Reputation: 99
I am attempting to open a text file pulled from hdfs, extract certain values, and output this file into a single row csv file. Below is the 'content' of the text file and the code I am using to extract the data and output:
#file.txt
{"timestamp": someInt, "videoId": someString, "overridden": someInt, "scores": [{"bucket": someString, "name": someString, "value": someInt}, {"bucket": someString, "name": someString, "value": someInt}, {"bucket": someString, "name": someString, "value": someInt}, {"bucket": someString, "name": someString, "value": someInt}, {"bucket": someString, "name": someString, "value": someInt}, {"bucket": someString, "name": someString, "value": someInt}]}
{"timestamp": someInt, "videoId": someString, "overridden": someInt, "scores": [{"bucket": someString, "name": someString, "value": someInt}, {"bucket": someString, "name": someString, "value": someInt}, {"bucket": someString, "name": someString, "value": someInt}, {"bucket": someString, "name": someString, "value": someInt}, {"bucket": someString, "name": someString, "value": someInt}, {"bucket": someString, "name": someString, "value": someInt}]}
...
The initial code:
wanted_data = []
with open('file.txt', 'r') as f:
for line in f:
json_data = json.loads(line)
wanted_data.append(json_data['videoId'])
for i in range(6):
wanted_data.append(json_data['scores'][i]['bucket'])

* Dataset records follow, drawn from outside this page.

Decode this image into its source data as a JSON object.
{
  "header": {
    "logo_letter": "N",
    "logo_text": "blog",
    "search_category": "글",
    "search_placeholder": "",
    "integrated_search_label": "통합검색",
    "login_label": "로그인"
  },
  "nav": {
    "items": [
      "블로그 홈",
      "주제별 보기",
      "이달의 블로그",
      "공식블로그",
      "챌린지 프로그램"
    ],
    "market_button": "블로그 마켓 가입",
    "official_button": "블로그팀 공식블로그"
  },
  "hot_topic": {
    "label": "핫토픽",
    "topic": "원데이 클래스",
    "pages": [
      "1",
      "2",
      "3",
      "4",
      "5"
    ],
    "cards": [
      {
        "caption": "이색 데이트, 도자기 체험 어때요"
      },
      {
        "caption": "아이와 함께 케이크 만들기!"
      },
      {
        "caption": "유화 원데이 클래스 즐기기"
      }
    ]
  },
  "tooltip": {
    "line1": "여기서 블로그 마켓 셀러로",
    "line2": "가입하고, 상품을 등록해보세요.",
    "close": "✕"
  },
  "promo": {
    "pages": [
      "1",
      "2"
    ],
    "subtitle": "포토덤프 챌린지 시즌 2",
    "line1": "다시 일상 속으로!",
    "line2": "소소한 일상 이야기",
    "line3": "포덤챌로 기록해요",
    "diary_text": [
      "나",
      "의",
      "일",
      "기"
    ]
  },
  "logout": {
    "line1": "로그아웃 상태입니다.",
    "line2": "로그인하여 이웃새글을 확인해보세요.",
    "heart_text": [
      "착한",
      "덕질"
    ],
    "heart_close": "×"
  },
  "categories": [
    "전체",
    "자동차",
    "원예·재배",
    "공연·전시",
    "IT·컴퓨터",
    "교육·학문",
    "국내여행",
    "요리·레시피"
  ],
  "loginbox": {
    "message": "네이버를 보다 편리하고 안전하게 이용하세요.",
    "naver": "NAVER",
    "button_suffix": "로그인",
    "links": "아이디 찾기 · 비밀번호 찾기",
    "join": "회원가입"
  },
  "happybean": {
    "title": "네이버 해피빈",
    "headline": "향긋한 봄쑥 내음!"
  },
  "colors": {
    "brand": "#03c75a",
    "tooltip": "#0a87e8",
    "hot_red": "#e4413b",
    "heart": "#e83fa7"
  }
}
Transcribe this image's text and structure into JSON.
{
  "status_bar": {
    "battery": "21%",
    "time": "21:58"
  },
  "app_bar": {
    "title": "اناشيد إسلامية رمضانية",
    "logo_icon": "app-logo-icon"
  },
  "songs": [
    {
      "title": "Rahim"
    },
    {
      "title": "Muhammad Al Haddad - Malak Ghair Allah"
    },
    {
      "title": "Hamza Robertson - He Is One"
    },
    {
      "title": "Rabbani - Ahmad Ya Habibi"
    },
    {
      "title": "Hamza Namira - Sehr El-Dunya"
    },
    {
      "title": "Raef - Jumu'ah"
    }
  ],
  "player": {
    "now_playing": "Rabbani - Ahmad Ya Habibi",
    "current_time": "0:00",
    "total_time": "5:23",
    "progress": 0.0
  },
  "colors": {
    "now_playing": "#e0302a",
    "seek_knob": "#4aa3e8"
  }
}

wanted_data.append(json_data['scores'][i]['value'])
with open('file.csv', 'w+') as f_out:
write = csv.writer(f_out)
write.writerow(wanted_data)
Which results in a JSONDecode Error:
/usr/lib/python3.7/json/decoder.py in raw_decode(self, s, idx)
353 obj, end = self.scan_once(s, idx)
354 except StopIteration as err:
--> 355 raise JSONDecodeError("Expecting value", s, err.value) from None
356 return obj, end
JSONDecodeError: Expecting value: line 2 column 1 (char 1)
What is the proper way I should be loading this text file?
Upvotes: 0
Views: 53
Reputation: 14233
It looks like you have empty lines between JSON strings. check that line actually has some text before processing it:
wanted_data = []
with open('file.txt', 'r') as f:
for line in f:
if line.strip():
json_data = json.loads(line)
wanted_data.append(json_data['videoId'])
for score in json_data['scores']:
wanted_data.append(score['bucket'])
wanted_data.append(score['value'])
Upvotes: 1